De afkorting MEMS staat voor: Medication Event Monitoring System. Iedere keer dat de patiënt een MEMS-potje openmaakt – en daarbij dan een tablet inneemt – wordt dit elektronisch geregistreerd. Bij injecties zoals biologicals, kan de dop op een naaldencontainer worden gedaan, die dan meet wanneer de injectie wordt weggegooid. Die dop is later uit te lezen door de zorgverlener of onderzoeker. Dit lijkt een betrouwbare meetmethode te zijn om gebruik van onder andere methotrexaat en ‘biologicals’ te meten.
Hebing gebruikte de bloedspiegel methode om iets te zeggen over therapietrouw bij de biological etanercept en MEMS bij biologicals in het algemeen. “De therapietrouw blijkt zeer hoog te zijn bij biological gebruikers, en dat vind ik een mooi resultaat.

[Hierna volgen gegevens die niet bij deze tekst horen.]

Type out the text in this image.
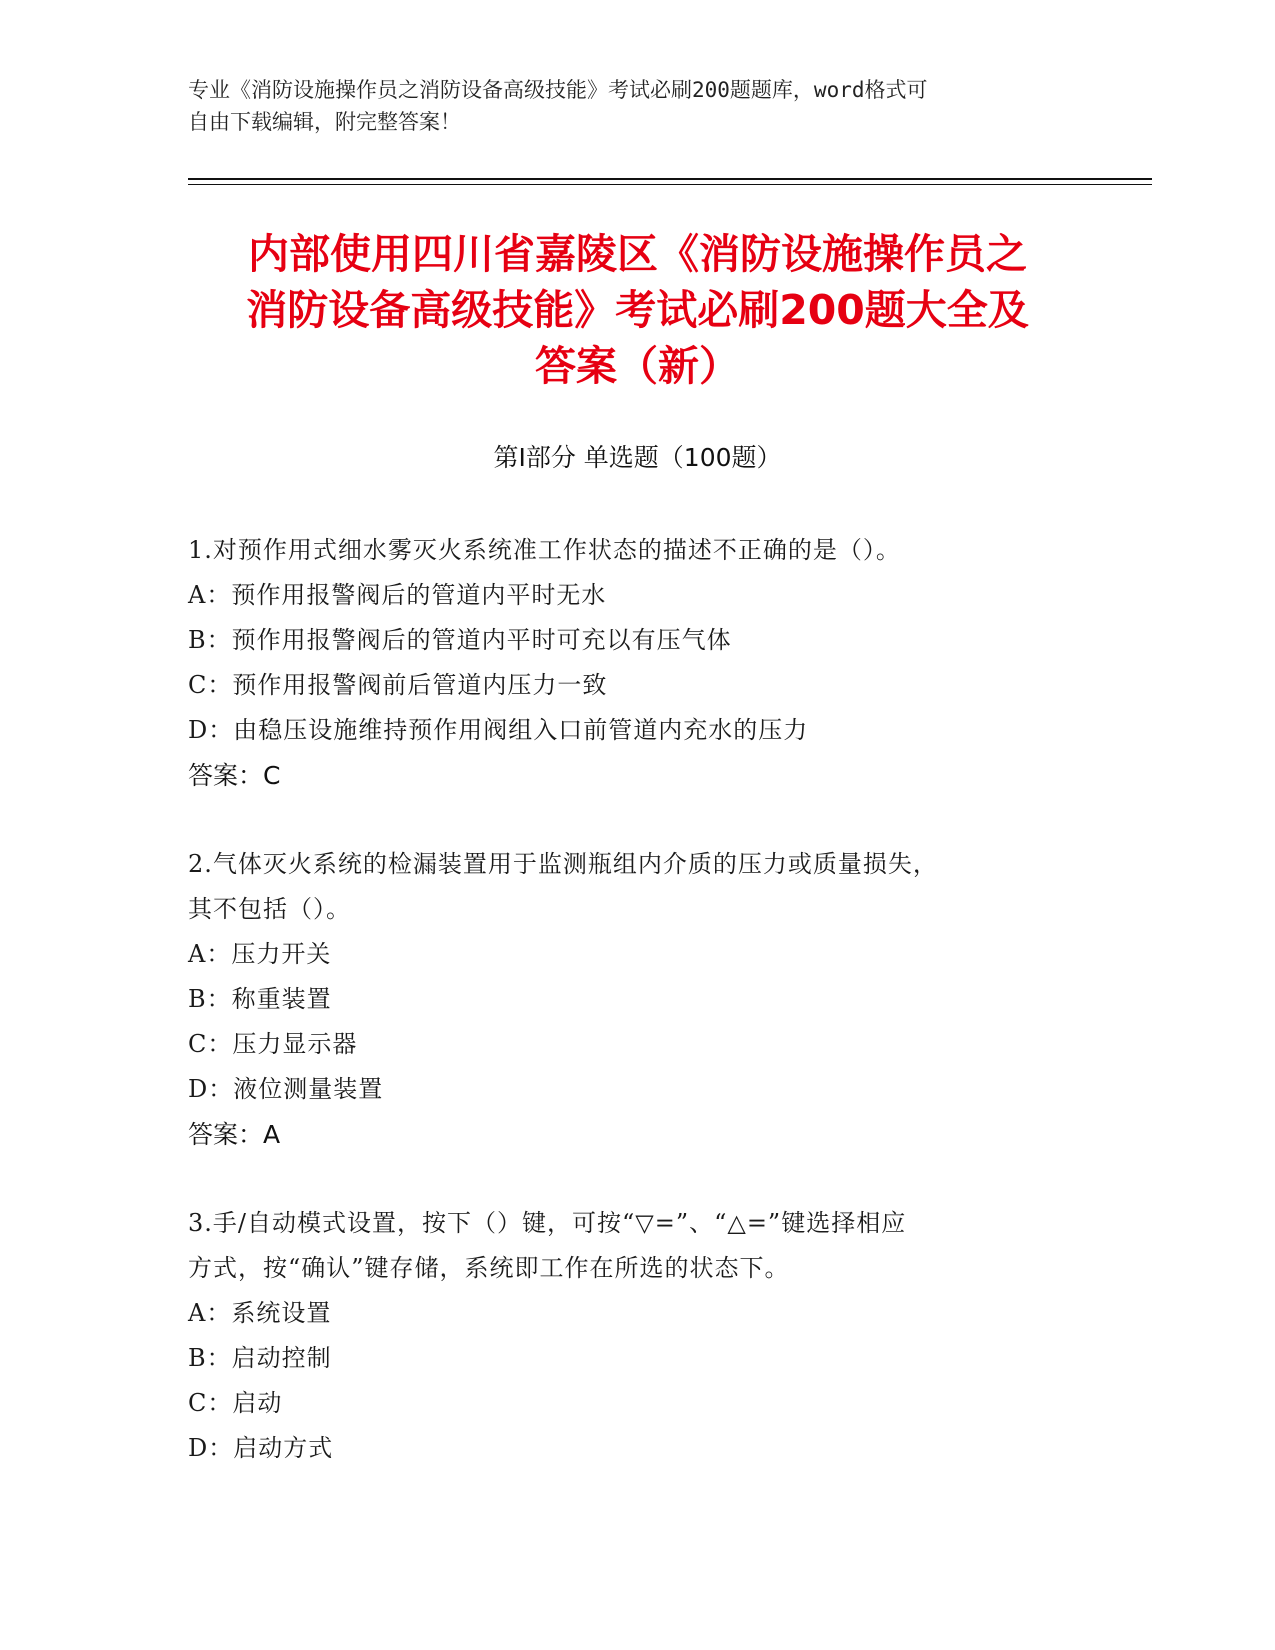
专业《消防设施操作员之消防设备高级技能》考试必刷200题题库，word格式可
自由下载编辑，附完整答案！
内部使用四川省嘉陵区《消防设施操作员之
消防设备高级技能》考试必刷200题大全及
答案（新）
第Ⅰ部分 单选题（100题）
1.对预作用式细水雾灭火系统准工作状态的描述不正确的是（）。
A：预作用报警阀后的管道内平时无水
B：预作用报警阀后的管道内平时可充以有压气体
C：预作用报警阀前后管道内压力一致
D：由稳压设施维持预作用阀组入口前管道内充水的压力
答案：C
2.气体灭火系统的检漏装置用于监测瓶组内介质的压力或质量损失，
其不包括（）。
A：压力开关
B：称重装置
C：压力显示器
D：液位测量装置
答案：A
3.手/自动模式设置，按下（）键，可按“▽=”、“△=”键选择相应
方式，按“确认”键存储，系统即工作在所选的状态下。
A：系统设置
B：启动控制
C：启动
D：启动方式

Het is ook heel begrijpelijk: een biological heeft vaak onmiddellijk positief effect, je voelt dat het werkt. Voor MTX ligt dat anders: MTX werkt trager, en heeft een ander bijwerkingenprofiel dan de biologicals. Bij MTX is de therapietrouw dan ook lager, dat zien we terug met de vier beschreven meetmethodes.”